ArcGIS Field Maps supports upstream, downstream, isolation, subnetwork, connected, and loops trace types. ArcGIS Field Maps also supports various trace outputs and results, including selections, aggregated geometry, and functions.

For more information on performing utility network traces in ArcGIS Field Maps, check out the Trace a network ArcGIS Field Maps help documentation page.

Mobile Tracing Considerations and Tips

When setting up utility network tracing workflows, it’s important to consider the user who will perform the trace as well as the device being used. The traces that are done on a desktop in ArcGIS Pro by a GIS analyst may differ from the ones used by an electrical engineer or water system operator out in the field from a mobile device.

When working with utility networks in ArcGIS Pro, it can be appropriate to return hundreds or even thousands of network features as a selection on a map. Due to the desktop interface and variety of viewing, editing, and analysis tools, ArcGIS Pro is often the right system for performing advanced tracing and analysis workflows that may involve many features being selected.

On the other hand, ArcGIS Field Maps provides a simple and streamlined interface for performing utility network traces and working with network features. In ArcGIS Field Maps, it can be overwhelming to a mobile worker when a trace returns a list of hundreds or thousands of features as a selection on a map, and it may not answer their question to begin with because of the amount of information being presented. With those large selections, there’s little that can be done in the app besides scrolling through the list of results. When configuring utility network traces for ArcGIS Field Maps, prioritizing simplicity and conciseness is often the most helpful approach when setting up these workflows.

Consider the following tips when configuring utility network traces for use in ArcGIS Field Maps.

Use output filters to return only the results needed  

Output filters let users define what utility network features are included in the trace results by network asset type. Filtering the trace results to only include the features that are relevant to the mobile worker can help to improve efficiency during their assigned work.

Example trace used to identify connected features in an electrical system and using filters to only return fuse features

Use the aggregated geometry output

Utility network tracing in ArcGIS Field Maps can help to identify and understand the impact of field work on large areas of the network. When tracing through larger areas, it’s recommended to use the aggregated geometry result type. This allows mobile workers to see the extent of trace results without having hundreds or thousands of features selected on the map.
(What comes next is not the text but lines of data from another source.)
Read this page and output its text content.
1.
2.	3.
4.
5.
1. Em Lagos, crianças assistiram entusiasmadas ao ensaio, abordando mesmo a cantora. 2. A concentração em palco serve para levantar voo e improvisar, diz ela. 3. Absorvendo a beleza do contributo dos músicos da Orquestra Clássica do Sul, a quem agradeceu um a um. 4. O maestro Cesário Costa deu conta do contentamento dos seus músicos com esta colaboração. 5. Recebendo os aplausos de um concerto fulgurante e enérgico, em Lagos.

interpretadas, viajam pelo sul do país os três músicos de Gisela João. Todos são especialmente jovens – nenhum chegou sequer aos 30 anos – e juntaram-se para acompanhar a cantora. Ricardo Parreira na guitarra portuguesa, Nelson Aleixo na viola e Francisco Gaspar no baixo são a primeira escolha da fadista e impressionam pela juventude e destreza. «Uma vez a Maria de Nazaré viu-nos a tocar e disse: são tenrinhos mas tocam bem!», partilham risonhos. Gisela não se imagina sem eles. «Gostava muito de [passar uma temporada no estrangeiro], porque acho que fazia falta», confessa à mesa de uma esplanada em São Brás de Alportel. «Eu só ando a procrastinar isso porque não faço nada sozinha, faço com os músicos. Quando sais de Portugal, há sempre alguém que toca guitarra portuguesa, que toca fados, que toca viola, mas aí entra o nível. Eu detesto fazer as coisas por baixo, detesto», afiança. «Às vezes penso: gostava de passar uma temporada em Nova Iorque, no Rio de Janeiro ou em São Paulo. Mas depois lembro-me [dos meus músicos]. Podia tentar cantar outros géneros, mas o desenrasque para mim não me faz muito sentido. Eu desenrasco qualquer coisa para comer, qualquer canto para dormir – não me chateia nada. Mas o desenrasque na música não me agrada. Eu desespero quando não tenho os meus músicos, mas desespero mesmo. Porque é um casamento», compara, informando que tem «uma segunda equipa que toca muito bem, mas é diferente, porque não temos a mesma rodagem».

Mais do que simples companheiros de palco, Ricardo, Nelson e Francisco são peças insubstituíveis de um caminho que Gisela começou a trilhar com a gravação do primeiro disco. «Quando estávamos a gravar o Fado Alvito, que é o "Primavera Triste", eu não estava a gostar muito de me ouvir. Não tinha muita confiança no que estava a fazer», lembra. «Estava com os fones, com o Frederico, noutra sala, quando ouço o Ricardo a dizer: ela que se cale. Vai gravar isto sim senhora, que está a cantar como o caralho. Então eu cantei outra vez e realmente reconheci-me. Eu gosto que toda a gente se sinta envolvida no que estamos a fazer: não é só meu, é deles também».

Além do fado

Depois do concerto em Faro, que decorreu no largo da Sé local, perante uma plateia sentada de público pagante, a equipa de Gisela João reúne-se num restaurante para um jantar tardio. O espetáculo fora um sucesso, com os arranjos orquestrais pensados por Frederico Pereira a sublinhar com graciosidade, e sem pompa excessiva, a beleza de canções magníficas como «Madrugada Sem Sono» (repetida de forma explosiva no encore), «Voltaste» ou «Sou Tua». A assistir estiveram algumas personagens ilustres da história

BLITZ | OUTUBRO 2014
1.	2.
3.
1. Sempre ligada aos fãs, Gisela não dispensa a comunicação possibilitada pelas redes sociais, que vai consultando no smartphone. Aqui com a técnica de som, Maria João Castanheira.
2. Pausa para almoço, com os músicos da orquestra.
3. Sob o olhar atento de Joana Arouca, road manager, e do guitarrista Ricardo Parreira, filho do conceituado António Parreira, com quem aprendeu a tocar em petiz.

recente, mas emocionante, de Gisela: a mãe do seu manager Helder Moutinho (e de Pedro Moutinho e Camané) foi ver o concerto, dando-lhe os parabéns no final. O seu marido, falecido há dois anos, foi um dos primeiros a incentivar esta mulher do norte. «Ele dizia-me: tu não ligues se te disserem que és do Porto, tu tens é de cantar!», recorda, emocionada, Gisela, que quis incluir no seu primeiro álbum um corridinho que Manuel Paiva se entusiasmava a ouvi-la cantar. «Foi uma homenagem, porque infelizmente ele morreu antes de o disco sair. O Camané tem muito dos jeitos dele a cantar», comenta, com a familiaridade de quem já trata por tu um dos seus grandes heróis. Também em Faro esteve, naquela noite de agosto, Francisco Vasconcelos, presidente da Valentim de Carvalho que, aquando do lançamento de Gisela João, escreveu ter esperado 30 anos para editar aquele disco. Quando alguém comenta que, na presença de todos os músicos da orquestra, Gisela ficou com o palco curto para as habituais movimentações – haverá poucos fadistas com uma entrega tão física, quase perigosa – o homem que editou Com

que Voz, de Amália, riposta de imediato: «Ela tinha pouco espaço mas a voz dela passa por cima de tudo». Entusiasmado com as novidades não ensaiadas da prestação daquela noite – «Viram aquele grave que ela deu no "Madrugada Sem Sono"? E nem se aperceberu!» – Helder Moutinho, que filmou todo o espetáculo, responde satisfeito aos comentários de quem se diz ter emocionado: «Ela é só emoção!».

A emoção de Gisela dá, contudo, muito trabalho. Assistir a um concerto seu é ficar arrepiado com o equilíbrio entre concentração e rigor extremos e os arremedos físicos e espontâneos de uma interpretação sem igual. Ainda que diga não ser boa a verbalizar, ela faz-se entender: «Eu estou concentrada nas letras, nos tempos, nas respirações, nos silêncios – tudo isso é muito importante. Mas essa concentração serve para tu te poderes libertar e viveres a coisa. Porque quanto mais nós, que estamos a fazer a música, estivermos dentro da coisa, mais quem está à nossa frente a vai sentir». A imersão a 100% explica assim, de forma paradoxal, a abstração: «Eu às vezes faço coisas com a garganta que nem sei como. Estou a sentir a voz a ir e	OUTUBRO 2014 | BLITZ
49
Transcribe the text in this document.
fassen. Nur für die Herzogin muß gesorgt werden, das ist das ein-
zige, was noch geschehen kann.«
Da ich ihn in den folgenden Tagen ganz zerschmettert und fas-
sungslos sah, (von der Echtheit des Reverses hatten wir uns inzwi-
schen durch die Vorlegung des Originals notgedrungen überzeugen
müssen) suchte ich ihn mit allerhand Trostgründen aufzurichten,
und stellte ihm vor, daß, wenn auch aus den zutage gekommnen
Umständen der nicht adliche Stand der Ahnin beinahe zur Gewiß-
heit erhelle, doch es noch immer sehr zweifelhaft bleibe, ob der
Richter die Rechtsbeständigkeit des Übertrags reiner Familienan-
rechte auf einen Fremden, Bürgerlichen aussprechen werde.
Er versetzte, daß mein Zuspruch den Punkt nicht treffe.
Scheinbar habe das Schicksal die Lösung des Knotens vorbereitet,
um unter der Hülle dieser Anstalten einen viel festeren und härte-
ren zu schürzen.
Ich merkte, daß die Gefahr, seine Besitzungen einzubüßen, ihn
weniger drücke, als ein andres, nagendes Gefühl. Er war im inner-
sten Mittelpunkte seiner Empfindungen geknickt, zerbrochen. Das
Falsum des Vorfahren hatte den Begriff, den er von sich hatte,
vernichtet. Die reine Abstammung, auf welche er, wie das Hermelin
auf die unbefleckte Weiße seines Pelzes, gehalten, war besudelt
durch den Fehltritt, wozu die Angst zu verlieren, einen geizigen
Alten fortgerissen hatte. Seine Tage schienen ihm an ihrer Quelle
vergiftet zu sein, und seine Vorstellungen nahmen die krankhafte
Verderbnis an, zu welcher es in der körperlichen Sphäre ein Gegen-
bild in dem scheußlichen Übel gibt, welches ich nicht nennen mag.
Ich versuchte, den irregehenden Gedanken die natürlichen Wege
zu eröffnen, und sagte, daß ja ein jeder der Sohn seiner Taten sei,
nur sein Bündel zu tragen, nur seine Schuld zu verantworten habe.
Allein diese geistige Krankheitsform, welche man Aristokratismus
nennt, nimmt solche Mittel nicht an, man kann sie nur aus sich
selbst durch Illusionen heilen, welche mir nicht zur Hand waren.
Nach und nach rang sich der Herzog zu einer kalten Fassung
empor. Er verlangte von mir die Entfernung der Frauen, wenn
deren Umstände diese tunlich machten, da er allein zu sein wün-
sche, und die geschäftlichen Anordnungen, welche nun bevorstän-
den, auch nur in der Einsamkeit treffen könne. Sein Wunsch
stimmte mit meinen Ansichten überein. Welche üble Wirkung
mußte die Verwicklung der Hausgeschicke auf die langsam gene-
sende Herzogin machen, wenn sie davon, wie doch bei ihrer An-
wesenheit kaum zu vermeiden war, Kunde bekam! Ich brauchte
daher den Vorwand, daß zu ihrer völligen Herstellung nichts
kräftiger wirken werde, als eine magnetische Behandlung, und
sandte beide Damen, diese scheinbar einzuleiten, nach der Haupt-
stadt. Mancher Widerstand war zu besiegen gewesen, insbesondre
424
Example trace used to identify the extent of a pressure subnetwork in a water system

Use functions to summarize information or perform calculations

Functions can be included in utility network trace results to summarize information in the network. For example, functions can be used to count the number of assets or total length of features returned by a trace.

Example trace used to isolate a main break in a water system and calculate the total length of pipe affected

Use descriptive trace names

Traces in ArcGIS Field Maps appear as the name defined in the trace configuration. Include information about the behavior or workflow of the trace being used in the name when configuring utility network traces. This allows mobile workers to understand and identify the correct trace tool to use in the field when multiple traces are included in the map. For example, if a trace is used to identify upstream transformers in an electrical network, you could name the trace Identify Upstream Transformers.

Conclusion

Taking time to consider the information that is most valuable for field teams and optimizing the trace experience can help improve efficiency in the field. By configuring traces with tailored output filters, aggregated geometry results, functions for data summarization, and descriptive trace names, mobile workers can effectively navigate and interpret trace results on their devices. By considering device capabilities and user roles when setting up tracing workflows, organizations can use ArcGIS Field Maps for utility network management, maintenance, and decision-making processes.